Logo Questions Linux Laravel Mysql Ubuntu Git Menu
 

Fourier Transform with Matlab

Tags:

matlab

fft

My question is similar to, but more general than this post, and I think there is a mistake in there regarding normalisation, with the newest version of Matlab (2015) anyway. I hesitated to post this on CodeReview SE, if you think it would be more appropriate let me know in the comments.

I would like to validate the following code of a Fourier transform using Matlab's fft, because I have found conflicting sources of information on the web, including in the Matlab help itself, and I have been unable to verify Parseval's theorem with certain such "recipes" (including with answers coming from the MathWorks team, see below), especially those extracting single-sided spectra for real inputs.

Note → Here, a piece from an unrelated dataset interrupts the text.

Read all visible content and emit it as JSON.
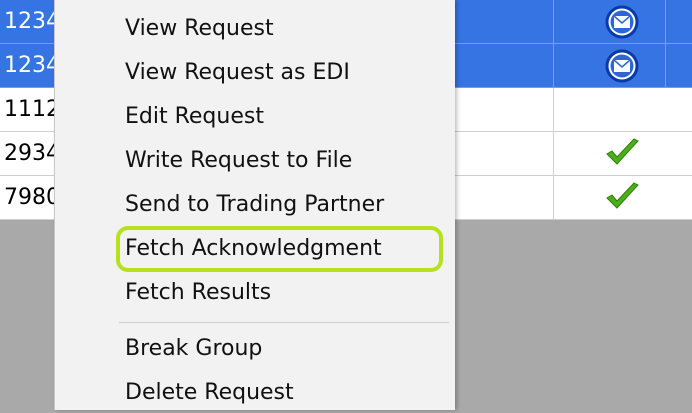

For instance, the amplitude-doubling commonly found online to account for the symmetric spectra of real-valued signals when extracting positive frequencies only seems to be wrong (Parseval's theorem fails), and instead it seems to be necessary to use a square-root of two coefficient in Matlab (I don't know why). Some people also seem to normalise the DFT coefficients directly like Y = fft(X)/L, but I think this is confusing and should be discouraged; the amplitude is defined as the modulus of the complex DFT coefficient divided by the signal length, the coefficients themselves should not be divided. Once validated I intend to post this code as a gist on GitHub.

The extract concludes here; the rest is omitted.